The complexity of this algorithm is \mathcal{O}(2^n) per test case where n is the length of the string S.
Subtask 3
For this subtask, the length of string S can be as large as 5000. Clearly, the previous two approaches won’t work. We need to make some crucial insights into which subsequences can be possible candidates for the answer.
Let us assume that for a given string S, a string T only appears as a subsequence only twice; once at S \{ i_1, i_2, \dots, i_{T} \} and other at S \{ j_1, j_2, \dots, j_{T} \} such that i_1 < j_1. But if both of these subsequences form T then so does S \{ i_1, j_2, \dots, j_{T} \}. This is a contradiction. In other words, a string T can’t appear ONLY twice in this format wherein the two appearence differ by some position.
That eliminates many cases. The only ones left are these:

When there are only 2 occurrences of a letter in the given string S. For example, S = ABAABAAAA. In this case, the answer is simply that particular letter, i.e., B in this case.
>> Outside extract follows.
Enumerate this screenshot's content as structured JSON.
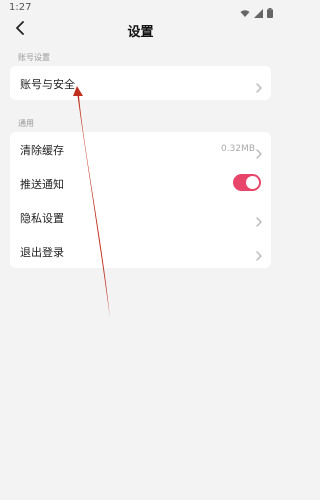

When there exists a double occurrence of a letter which is surrounded by the other letter. For example, S = AABBAABABBA. In this case, BB appears at the index 2 (or 8; we can consider any) and has As before and after it. In this case, the answer is the entire string excluding one out of the two occurrences of B, i.e., AABAABABBA. This can’t work for triplets or more because {N \choose k} \neq 2 for N \geq 3.
So, all we need to do is iterate over the string and either determine if a letter only appears twice or look for a doublet surrounded by the other letter, i.e., the one not forming the doublet. This can be done in one scan of the string S. Thus, the complexity is linear in the size of the input string.
Editorialist’s program follows the editorial. Please see for implementation details.
OPTIMAL COMPLEXITY:
\mathcal{O}(N) per test case where N is the size of input string S.